A new report by the Nuffield Trust highlighting the impact of alcohol on hospitals drew significant media attention last month. It warns that as the burden of alcohol on the NHS continues to mount, further preventative action and opportunities to identify problems within hospitals need to be taken.
The report focuses on trends in A&E attendances and alcohol-specific hospital admissions. Figures showing that alcohol-related poisoning attendances had doubled in six years in particular hit the headlines, as did a 64% rise in alcohol specific admissions over the last nine years. A Full Fact analysis verified the figures, whilst clarifying important distinctions between A&E attendances and hospital admissions (i.e. to a ward).
See here for a blog post from one of the report's authors which explores the key findings identified in the report:
- There is an increasing alcohol-related burden on England’s hospitals. For example, from 2008/09 to 2013/14, A&E attendance rates likely due to alcohol poisoning doubled, from 72.7 per 100,000 population to 148.8 per 100,000 population (a 104.6% increase). Additionally, from 2005/06 to 2013/14, inpatient admissions specific to alcohol increased by 63.6%.
- There were higher admission rates among older, poorer men. In 2013/14, the highest rates of emergency admission were found in 45–64-year-old men (1,126.0 per 100,000 population). And more generally, A&E attendance rates likely due to alcohol poisoning and hospital emergency admissions specific to alcohol were three to four times higher in the poorest fifth of the population.

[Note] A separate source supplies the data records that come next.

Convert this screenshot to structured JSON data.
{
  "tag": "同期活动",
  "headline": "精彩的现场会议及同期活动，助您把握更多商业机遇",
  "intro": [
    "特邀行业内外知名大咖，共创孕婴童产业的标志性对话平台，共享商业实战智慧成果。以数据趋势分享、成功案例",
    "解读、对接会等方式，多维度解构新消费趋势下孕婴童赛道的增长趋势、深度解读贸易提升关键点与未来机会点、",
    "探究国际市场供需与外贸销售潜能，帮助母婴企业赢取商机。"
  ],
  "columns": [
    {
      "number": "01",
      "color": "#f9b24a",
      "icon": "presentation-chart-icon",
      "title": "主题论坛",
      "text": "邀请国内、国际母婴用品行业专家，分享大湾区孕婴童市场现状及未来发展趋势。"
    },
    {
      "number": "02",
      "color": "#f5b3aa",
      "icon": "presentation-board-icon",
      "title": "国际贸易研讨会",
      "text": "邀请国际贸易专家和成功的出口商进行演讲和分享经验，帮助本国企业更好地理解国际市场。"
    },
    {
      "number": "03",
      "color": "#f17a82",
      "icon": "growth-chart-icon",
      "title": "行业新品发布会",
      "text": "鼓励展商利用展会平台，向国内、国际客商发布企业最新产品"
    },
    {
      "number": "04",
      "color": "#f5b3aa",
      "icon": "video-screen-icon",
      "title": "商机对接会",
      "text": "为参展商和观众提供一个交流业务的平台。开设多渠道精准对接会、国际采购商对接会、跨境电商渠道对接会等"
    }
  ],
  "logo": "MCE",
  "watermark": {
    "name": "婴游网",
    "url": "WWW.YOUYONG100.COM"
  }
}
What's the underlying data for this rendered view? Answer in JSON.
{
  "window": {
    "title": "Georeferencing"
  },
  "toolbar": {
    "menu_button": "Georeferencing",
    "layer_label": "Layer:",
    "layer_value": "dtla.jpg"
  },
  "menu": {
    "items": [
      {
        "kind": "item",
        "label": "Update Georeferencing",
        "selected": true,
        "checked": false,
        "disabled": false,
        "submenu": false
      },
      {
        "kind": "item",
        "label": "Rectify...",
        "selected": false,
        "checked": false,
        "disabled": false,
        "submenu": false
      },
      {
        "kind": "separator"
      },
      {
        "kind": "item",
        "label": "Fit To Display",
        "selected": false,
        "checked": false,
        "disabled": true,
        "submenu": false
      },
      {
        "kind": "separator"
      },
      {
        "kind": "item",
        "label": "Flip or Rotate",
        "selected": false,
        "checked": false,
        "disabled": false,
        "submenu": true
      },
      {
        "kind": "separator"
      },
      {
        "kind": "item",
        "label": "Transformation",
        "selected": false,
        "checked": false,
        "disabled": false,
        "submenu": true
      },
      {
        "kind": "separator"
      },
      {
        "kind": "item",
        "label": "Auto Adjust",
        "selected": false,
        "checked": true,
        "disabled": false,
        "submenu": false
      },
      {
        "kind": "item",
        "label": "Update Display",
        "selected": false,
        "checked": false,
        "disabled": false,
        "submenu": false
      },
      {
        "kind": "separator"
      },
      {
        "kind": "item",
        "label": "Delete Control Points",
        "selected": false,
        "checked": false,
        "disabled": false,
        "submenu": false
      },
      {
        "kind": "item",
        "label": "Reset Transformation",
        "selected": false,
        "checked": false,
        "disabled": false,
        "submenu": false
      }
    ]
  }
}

- There is a need to take better advantage of opportunities to intervene. 90% of those who attended A&E due to likely alcohol poisoning and 72% of those who had an alcohol-specific emergency admission only attended hospital (in any setting) once in 2013/14. On the other hand, about 75% of those diagnosed with alcohol-related liver disease (ARLD) during 2009/10 had contact with hospital services in the year before diagnosis. This presents an opportunity to identify issues of alcohol dependency, and to provide specialist advice and onward referral, which may prevent progression to ARLD.

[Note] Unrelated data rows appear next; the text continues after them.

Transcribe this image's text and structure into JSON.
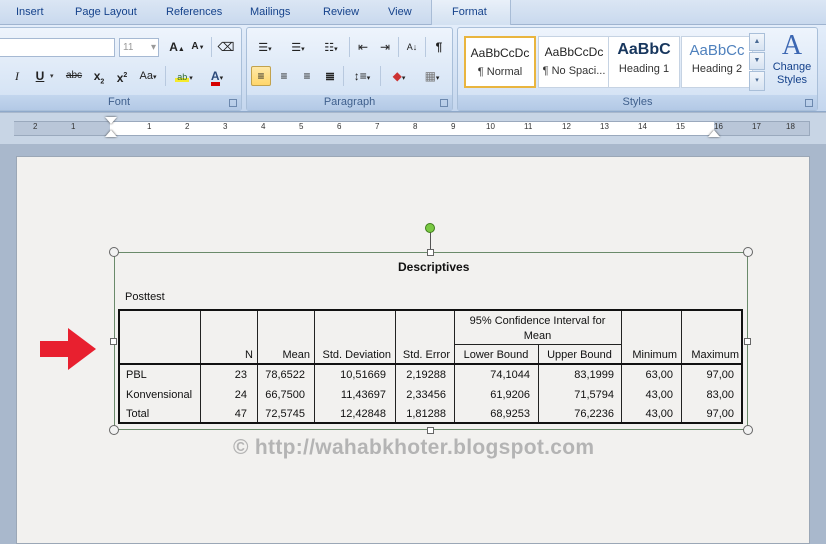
{
  "tabs": [
    "Insert",
    "Page Layout",
    "References",
    "Mailings",
    "Review",
    "View",
    "Format"
  ],
  "font_group": {
    "label": "Font",
    "font_name": "",
    "font_size": "11",
    "grow": "A",
    "shrink": "A",
    "italic": "I",
    "underline": "U",
    "strike": "abc",
    "subscript": "x",
    "superscript": "x",
    "change_case": "Aa",
    "font_color": "A"
  },
  "paragraph_group": {
    "label": "Paragraph",
    "pilcrow": "¶"
  },
  "styles_group": {
    "label": "Styles",
    "change_styles": [
      "Change",
      "Styles"
    ],
    "styles": [
      {
        "sample": "AaBbCcDc",
        "name": "¶ Normal"
      },
      {
        "sample": "AaBbCcDc",
        "name": "¶ No Spaci..."
      },
      {
        "sample": "AaBbC",
        "name": "Heading 1"
      },
      {
        "sample": "AaBbCc",
        "name": "Heading 2"
      }
    ]
  },
  "ruler": {
    "numbers": [
      "2",
      "1",
      "1",
      "2",
      "3",
      "4",
      "5",
      "6",
      "7",
      "8",
      "9",
      "10",
      "11",
      "12",
      "13",
      "14",
      "15",
      "16",
      "17",
      "18"
    ]
  },
  "spss_table": {
    "title": "Descriptives",
    "subtitle": "Posttest",
    "group_header": [
      "95% Confidence Interval for",
      "Mean"
    ],
    "columns": [
      "N",
      "Mean",
      "Std. Deviation",
      "Std. Error",
      "Lower Bound",
      "Upper Bound",
      "Minimum",
      "Maximum"
    ],
    "rows": [
      {
        "label": "PBL",
        "values": [
          "23",
          "78,6522",
          "10,51669",
          "2,19288",
          "74,1044",
          "83,1999",
          "63,00",
          "97,00"
        ]
      },
      {
        "label": "Konvensional",
        "values": [
          "24",
          "66,7500",
          "11,43697",
          "2,33456",
          "61,9206",
          "71,5794",
          "43,00",
          "83,00"
        ]
      },
      {
        "label": "Total",
        "values": [
          "47",
          "72,5745",
          "12,42848",
          "1,81288",
          "68,9253",
          "76,2236",
          "43,00",
          "97,00"
        ]
      }
    ]
  },
  "watermark": "© http://wahabkhoter.blogspot.com",
  "colors": {
    "arrow": "#e8202f",
    "rotate_handle": "#7ac943",
    "selected_style": "#e9b53f"
  }
}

- Greater preventative measures should be considered. Approximately 73% of hospitals (deemed to be of an appropriate size) have some form of alcohol service. But recent cuts, both to public health and local government budgets, raise concerns over the sustainability of funding for local alcohol services. Population-based approaches to reducing alcohol-related harms – such as increased taxation, minimum unit pricing, restricting availability and limiting marketing and advertising – should also be considered.

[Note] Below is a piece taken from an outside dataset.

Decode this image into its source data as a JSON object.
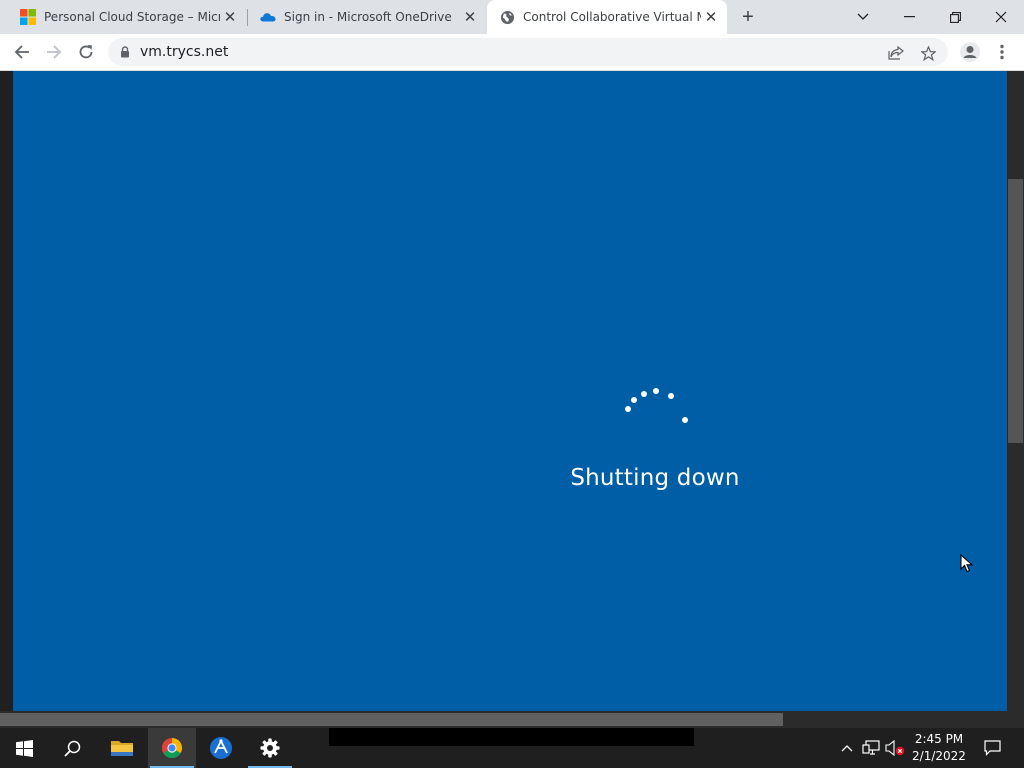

The Nuffield report highlights an alcohol toolkit released by the Royal College of Emergency Medicine, which also identified the need for further investment in Alcohol Care Teams and brief interventions to be carried by all medical staff in emergency settings.
Last year Public Health England (PHE) released a 'minimum dataset' guidance document to support monitoring and evaluation of hospital based alcohol services. It followed a PHE review into the level of provision and an A&E pathways document for young people.